Garlic Shrimp Pasta
Ingredients
- 8 ounces whole-wheat linguine — or similar thin pasta noodles
- 1 pound fresh or frozen raw shrimp — peeled, tails removed (if frozen, thaw in the refrigerator overnight before using)
- 2 tablespoons extra-virgin olive oil — divided
- 1 shallot — peeled and diced
- 5 cloves garlic — minced
- 1/2-1 teaspoon crushed red pepper flakes — divided (use less if sensitive to spice; 1 teaspoon will have a good kick)
- 1 teaspoon kosher salt — divided
- 1 teaspoon black pepper — divided
- 24 ounces mixed vegetables — of your choice, fresh or frozen. If frozen, thaw and drain
- 1/4 cup dry white wine — such as Sauvignon Blanc (or substitute low-sodium chicken broth)
- Zest and juice of 1 large or 2 small lemons
- 3 tablespoons freshly grated Parmesan cheese — plus additional as desired
- 2 tablespoons chopped fresh parsley — plus additional as desired
Instructions
- Bring a large pot of salted water to a boil and cook the pasta until al dente, according to package directions. Reserve 1/4 cup pasta water, drain remaining water, and then toss with a bit of olive oil to prevent sticking. Set aside.

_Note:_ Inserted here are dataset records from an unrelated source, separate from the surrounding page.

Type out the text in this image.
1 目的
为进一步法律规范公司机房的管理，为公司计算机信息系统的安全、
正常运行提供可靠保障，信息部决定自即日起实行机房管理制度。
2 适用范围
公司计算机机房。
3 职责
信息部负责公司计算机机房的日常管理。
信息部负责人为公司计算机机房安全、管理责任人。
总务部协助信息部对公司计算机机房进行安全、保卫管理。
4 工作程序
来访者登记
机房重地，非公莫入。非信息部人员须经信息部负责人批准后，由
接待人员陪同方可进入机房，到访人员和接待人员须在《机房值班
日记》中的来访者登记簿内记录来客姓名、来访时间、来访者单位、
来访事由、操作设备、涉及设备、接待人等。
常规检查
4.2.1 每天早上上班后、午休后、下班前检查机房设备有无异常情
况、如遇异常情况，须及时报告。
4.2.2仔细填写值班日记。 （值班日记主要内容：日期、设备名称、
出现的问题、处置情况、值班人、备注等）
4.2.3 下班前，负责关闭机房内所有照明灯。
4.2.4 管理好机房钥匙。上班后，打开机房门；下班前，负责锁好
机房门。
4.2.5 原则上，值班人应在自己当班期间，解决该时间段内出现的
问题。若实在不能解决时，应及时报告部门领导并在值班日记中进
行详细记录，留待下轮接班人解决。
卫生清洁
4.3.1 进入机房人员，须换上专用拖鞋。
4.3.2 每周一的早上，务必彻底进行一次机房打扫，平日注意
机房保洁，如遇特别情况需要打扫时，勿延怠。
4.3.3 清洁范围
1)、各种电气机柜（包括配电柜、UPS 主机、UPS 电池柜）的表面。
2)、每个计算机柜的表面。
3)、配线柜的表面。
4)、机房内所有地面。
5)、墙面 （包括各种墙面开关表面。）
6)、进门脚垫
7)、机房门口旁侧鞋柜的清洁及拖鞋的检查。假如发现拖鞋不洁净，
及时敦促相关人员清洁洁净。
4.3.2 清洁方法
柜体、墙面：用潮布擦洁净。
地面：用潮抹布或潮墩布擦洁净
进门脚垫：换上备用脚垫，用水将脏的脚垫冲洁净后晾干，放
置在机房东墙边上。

- Meanwhile, rinse the shrimp and pat dry. Heat 1 tablespoon olive oil in a large skillet over medium-high heat. Add the shallot and cook until fragrant, about 2 minutes. Add the garlic and cook 1 additional minute. Add the shrimp, and then sprinkle with half the amount of red pepper (1/4 or 1/2 teaspoon depending upon your desired spice level), 1/2 teaspoon salt, and 1/2 teaspoon black pepper. Sauté, stirring to coat with garlic, just until cooked through (both sides will be pink and opaque), about 3 to 4 minutes. Remove to a plate and set aside.
- Heat the remaining 1 tablespoon olive oil over medium high. Add the vegetables and the remaining 1/4 or 1/2 teaspoon red pepper, 1/2 teaspoon salt, and 1/2 teaspoon black pepper. Cook until the vegetables are hot and lightly sautéed, 4 to 5 minutes. Add the white wine and return the shrimp to the skillet. Cook for 2 minutes, allowing the wine to reduce. Stir in the lemon zest and juice and remove from heat.
- Add the pasta to the skillet and toss. If the pasta is too dry, add a bit of the reserved pasta water. Serve warm, topped with Parmesan and parsley.